The international charity, Committee to Protect Journalists (CPJ) has called for a swift and transparent investigation into the attacks on Parfait Katoto and Picard Luhavo, two radio journalist working with privately owned radio stations in Congo.
On separate occasions on September 6 and 7, armed men dressed in Congolese military uniforms forced their way into the homes of Katoto, director of Amkeni Biakato community radio station and Luhavo, a reporter with privately owned radio stations, The Voice of Ituri and Mont Bleu.
According to both journalists and Christine Abedito, Ituri’s chapter president of the National Press Union of the Congo (UNPC), the armed men threatened the journalists with death, beat them, and confiscated their work equipment, according to sources.
“Congolese authorities should urgently investigate the separate attacks on journalists Parfait Katoto and Picard Luhavo by armed men who appeared to be members of the military and hold those responsible to account,” said Muthoki Mumo, CPJ’s sub-Saharan Africa representative, in Nairobi.
“Journalists working in eastern Democratic Republic of Congo face enough dangers without worrying that soldiers from their own government may break down their doors and threaten to kill them.”
Ituri and North Kivu have been under military control since May 2021, when Congolese President Félix Antoine Tshisekedi declared a “state of siege” in the two provinces, which placed those areas under military control, according to media reports.
Luhavo and Katoto said the attacks caused body-wide pain and they’d sought treatment at local health centers.
Katoto told CPJ that around 8 p.m. on September 6, two men carrying guns entered the compound where he lives in the city of Biakato while he was watching a football match with a neighbor and accused him of disseminating false information about suspected members of the Maï-Maï rebel group killing government soldiers during an attack on September 5, which another local radio station had reported.
Katoto says he told the intruders that he had not reported on the incident, but they threw him to the ground, stomped on him, and punched him.

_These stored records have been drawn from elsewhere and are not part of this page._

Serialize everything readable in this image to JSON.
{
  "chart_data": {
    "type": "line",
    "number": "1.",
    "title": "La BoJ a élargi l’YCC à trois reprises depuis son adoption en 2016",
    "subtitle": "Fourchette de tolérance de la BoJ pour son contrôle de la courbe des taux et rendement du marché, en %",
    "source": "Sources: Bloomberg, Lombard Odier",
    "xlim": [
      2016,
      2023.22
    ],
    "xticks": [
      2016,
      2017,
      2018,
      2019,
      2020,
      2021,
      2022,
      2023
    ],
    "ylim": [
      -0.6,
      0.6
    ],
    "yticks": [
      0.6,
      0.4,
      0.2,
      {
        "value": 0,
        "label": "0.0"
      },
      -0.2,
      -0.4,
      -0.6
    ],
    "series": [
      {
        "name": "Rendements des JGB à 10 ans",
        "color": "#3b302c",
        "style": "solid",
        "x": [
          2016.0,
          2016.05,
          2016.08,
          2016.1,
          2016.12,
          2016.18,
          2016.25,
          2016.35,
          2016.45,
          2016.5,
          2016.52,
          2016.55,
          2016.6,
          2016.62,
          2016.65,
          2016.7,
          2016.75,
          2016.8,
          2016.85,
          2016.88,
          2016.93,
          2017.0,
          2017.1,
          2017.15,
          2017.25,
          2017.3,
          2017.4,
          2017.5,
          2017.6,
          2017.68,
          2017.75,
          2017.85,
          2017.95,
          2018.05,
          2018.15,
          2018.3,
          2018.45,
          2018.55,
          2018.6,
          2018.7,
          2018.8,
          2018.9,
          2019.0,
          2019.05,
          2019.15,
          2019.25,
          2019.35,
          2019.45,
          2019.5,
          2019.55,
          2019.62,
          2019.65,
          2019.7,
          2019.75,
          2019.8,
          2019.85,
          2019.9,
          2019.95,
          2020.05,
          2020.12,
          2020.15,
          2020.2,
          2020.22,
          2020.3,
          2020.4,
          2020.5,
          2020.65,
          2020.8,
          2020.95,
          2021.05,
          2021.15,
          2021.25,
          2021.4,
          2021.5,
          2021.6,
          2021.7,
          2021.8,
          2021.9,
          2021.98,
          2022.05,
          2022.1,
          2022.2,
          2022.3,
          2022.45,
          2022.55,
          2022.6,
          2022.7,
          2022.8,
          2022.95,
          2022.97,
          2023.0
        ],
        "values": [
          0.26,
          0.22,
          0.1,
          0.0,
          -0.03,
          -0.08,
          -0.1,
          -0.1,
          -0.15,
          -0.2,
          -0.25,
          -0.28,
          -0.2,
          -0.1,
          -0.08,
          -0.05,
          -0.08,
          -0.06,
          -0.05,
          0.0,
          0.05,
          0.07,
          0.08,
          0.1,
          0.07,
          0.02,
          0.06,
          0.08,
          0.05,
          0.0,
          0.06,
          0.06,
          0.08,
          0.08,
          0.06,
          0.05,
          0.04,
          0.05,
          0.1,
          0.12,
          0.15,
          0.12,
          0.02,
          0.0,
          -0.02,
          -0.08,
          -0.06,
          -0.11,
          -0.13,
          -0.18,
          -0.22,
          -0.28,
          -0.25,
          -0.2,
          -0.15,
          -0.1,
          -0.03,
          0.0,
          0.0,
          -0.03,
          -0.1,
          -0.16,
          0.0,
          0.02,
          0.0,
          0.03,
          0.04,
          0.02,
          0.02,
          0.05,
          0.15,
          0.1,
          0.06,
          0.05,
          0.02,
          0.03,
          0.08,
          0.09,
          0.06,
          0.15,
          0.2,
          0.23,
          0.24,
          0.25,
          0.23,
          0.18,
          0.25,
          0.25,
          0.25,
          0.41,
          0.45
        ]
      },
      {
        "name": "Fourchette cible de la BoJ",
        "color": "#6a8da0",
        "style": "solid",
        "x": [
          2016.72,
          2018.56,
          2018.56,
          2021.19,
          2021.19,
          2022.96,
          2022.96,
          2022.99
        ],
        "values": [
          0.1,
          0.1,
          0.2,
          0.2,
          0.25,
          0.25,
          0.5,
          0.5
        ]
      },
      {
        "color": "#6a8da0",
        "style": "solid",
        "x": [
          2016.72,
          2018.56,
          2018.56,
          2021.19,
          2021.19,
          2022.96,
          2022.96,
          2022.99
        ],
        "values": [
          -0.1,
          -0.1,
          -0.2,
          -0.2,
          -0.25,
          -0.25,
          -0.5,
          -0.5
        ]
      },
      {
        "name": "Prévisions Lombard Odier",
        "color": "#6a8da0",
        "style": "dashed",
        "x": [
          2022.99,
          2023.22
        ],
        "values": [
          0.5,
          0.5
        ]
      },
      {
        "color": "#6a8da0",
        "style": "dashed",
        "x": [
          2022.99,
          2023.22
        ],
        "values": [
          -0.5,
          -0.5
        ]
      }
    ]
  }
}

They also seized his two phones and 12,000 Congolese francs (about US$6). The men said they’d return to kill him if he distributed information deemed favorable to the Maï-Maï.
Katoto said he reported the incident to Selemani Salambongo Mbida, the city chief of Biakato, and that his lawyer had begun to prepare a complaint to be filed to the military’s judicial authority.
CPJ’s calls to Selemani rang without answer.
Separately, Katoto faced similar threats in May 2021, when armed men robbed and threatened to kill him in his home, accusing him of denigrating the Congolese military by broadcasting allegations that soldiers had looted properties in Ituri province.